The microstructure of images was visualized with a Celena microscope, and images and microtopographs were analyzed using Mountains Premium 9 (Digital Surf, Lavoisier, France).

The tensile strength (TS) and elongation (E) were tested with an ESM Mark 10 texturometer according to STAS ASTM D882 (Standard Test Method for Tensile Properties of Thin Plastic Sheeting) [43] and calculated according to Formulae (4) and (5) [44]. As such, a 5 KN cell and special grips for thin films and foils were attached, and 1cm × 10 cm film samples were tested. The travel speed was set at 10 mm/min, and the working temperature was 27.2 ± 0.2 °C.
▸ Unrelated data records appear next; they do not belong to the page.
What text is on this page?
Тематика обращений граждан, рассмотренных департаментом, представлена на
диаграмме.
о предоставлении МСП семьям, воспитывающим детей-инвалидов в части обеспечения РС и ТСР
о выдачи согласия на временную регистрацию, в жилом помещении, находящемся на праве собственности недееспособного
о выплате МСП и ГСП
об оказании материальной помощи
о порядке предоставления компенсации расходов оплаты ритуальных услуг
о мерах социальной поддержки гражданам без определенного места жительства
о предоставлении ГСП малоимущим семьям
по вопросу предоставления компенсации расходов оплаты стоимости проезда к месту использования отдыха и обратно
$$\mathit{T}\mathit{S}, \left(\mathbf{M}\mathbf{P}\mathbf{a}\right)=\frac{\mathit{F}}{\mathit{a}}$$

(4)

where F is the maximum load (kN), and a is the surface (mm²). A travel speed of 10 mm/min was chosen based on standard requirements for testing films and foils of 5 to 10 mm/min, as well as on the published evidence [45,46,47,48,49,50].
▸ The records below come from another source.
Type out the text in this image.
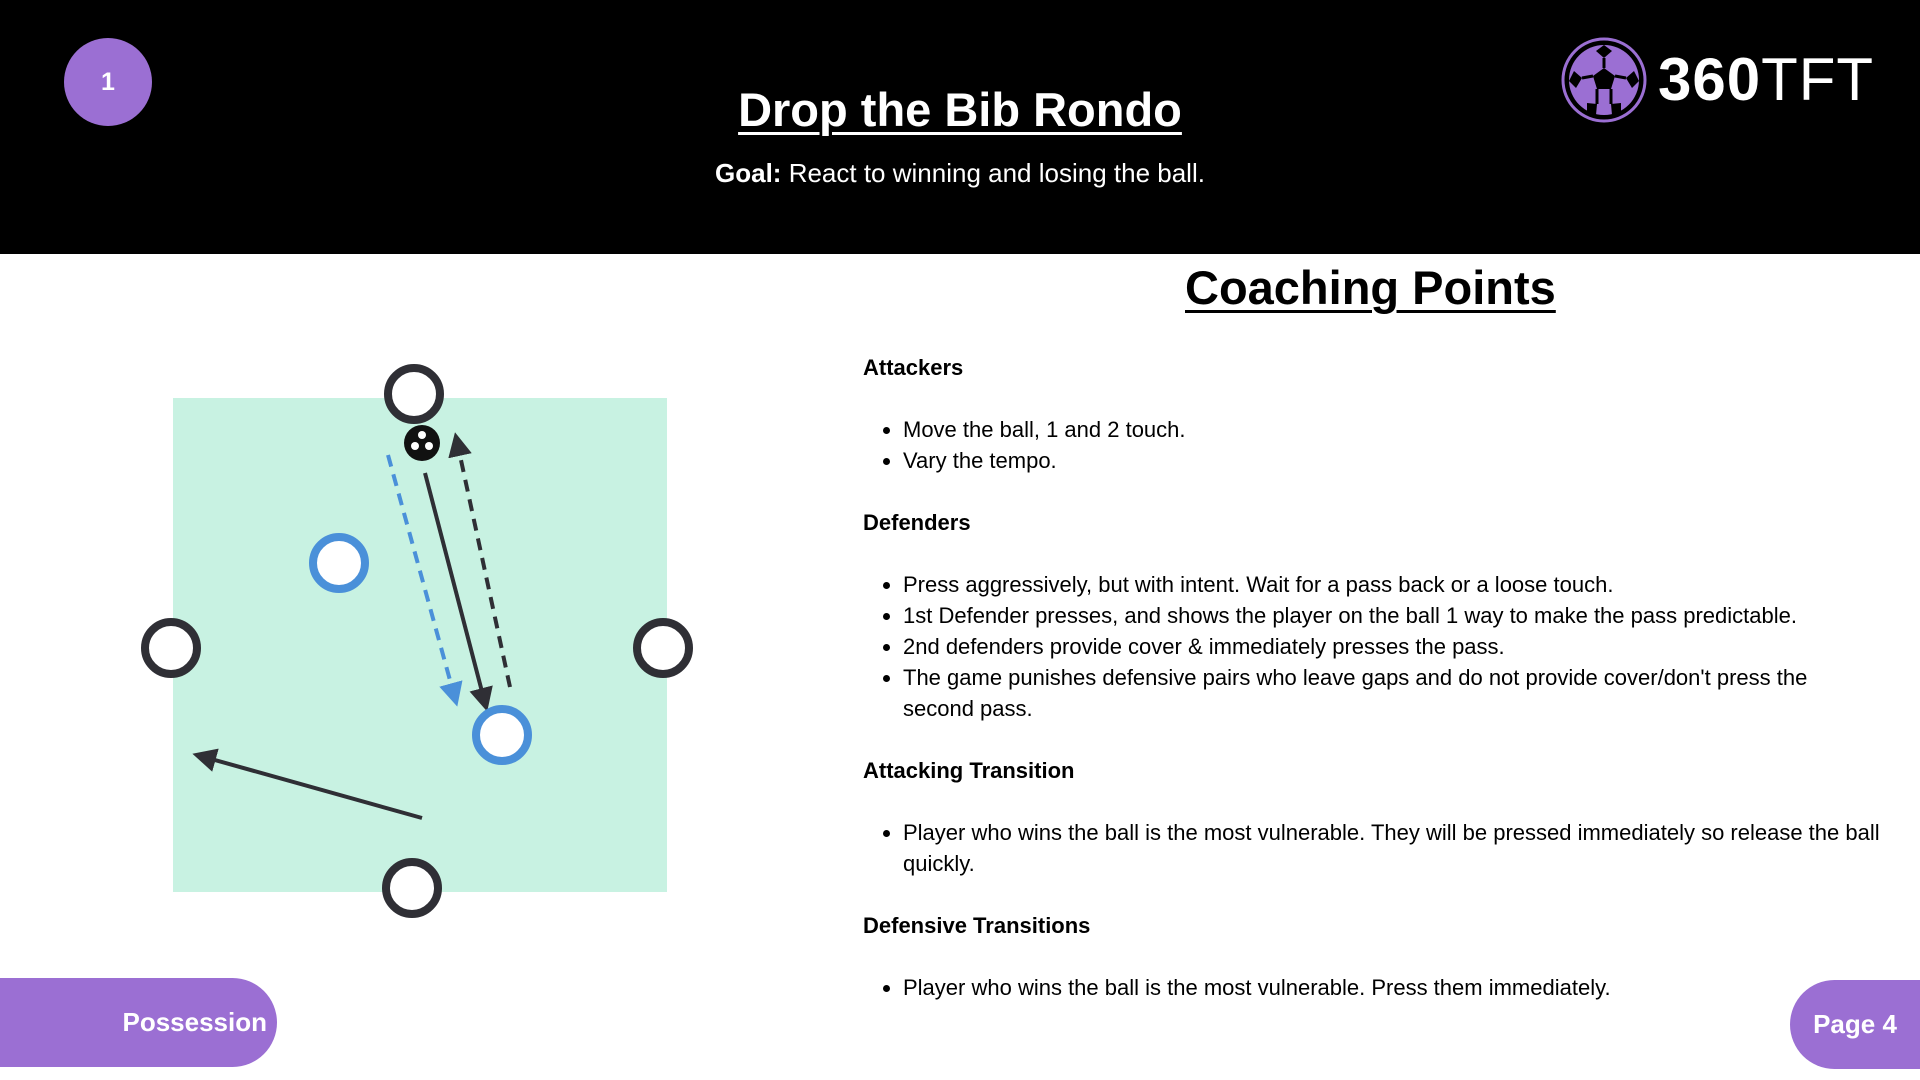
1
Drop the Bib Rondo
Goal: React to winning and losing the ball.
360TFT
Coaching Points

Attackers

• Move the ball, 1 and 2 touch.
• Vary the tempo.

Defenders

• Press aggressively, but with intent. Wait for a pass back or a loose touch.
• 1st Defender presses, and shows the player on the ball 1 way to make the pass predictable.
• 2nd defenders provide cover & immediately presses the pass.
• The game punishes defensive pairs who leave gaps and do not provide cover/don't press the second pass.

Attacking Transition

• Player who wins the ball is the most vulnerable. They will be pressed immediately so release the ball quickly.

Defensive Transitions

• Player who wins the ball is the most vulnerable. Press them immediately.
Possession	Page 4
The elongation at break (E) is the ratio between the final (Δl) and initial length (l) after test specimen breakage.

$$\mathit{E}, \left(\mathbf{\%}\right)=\frac{\mathit{\Delta }\mathit{l}}{\mathit{l}}\mathbf{\ast }\mathbf{100}$$

(5)

Antioxidants were assessed using a DPPH (2,2-diphenyl-1-picrylhydrazyl) radical scavenging assay according to the method described by Aloui et al. [51], with some modifications. Briefly, a film sample was cut into 20 mm × 20 mm, and 2 mL of DPPH was added, mixed for 1 min at 500 rpm and incubated at 35 °C for 30 min. After incubation, the absorbance was read at 517 nm using an Epoq spectrophotometer (BioTek Instruments, Winooski, VT, USA). The experiment was carried out in triplicate, and the radical scavenging activity was calculated according to Formula (6), where Ac is the absorbance of the DPPH solution without film, and As is absorbance of the sample:

$$\mathit{Radical} \mathit{scaveging} \mathit{activity}, \left(\mathbf{\%}\right)=\frac{\mathit{A}\mathit{c}-\mathit{A}\mathit{s}}{\mathit{A}\mathit{c}}\mathbf{\ast }\mathbf{100}$$

(6)

The antimicrobial activity of the films was tested using specific plates (NISSUI Pharmaceutical, Tokyo, Japan) with dehydrated culture media. Thus, total count (TC), coliforms (CF), Escherichia coli (EC), Staphylococcus aureus (X-SA), Listeria monocytogenes (LM) and yeasts and molds (YM) were evaluated. The proposed method it is useful, as it faster than traditional methods and eliminates the risks that can intervene in the manipulation of strains of pathological microorganisms. It can also be used in laboratories in which the use of strains of pathogenic microorganisms is not allowed, as is our case. For the assay, 1 g of film was mixed with 9 mL saline solution at 500 rpm. Then, 1 mL of the solution was used to hydrate the culture medium. Later, plates with culture media were thermostated for 36–72 h at 37 °C. The results are expressed in CFU/g.

Statistical analyses were performed with one-way analysis of variance (ANOVA) and Tukey’s test. Significance was set at p < 0.05. Data analysis was performed using MiniTAB statistical software (MiniTAB Ltd., Coventry, UK). All determinations were made after sample development (t0) and after one year of storage (t1).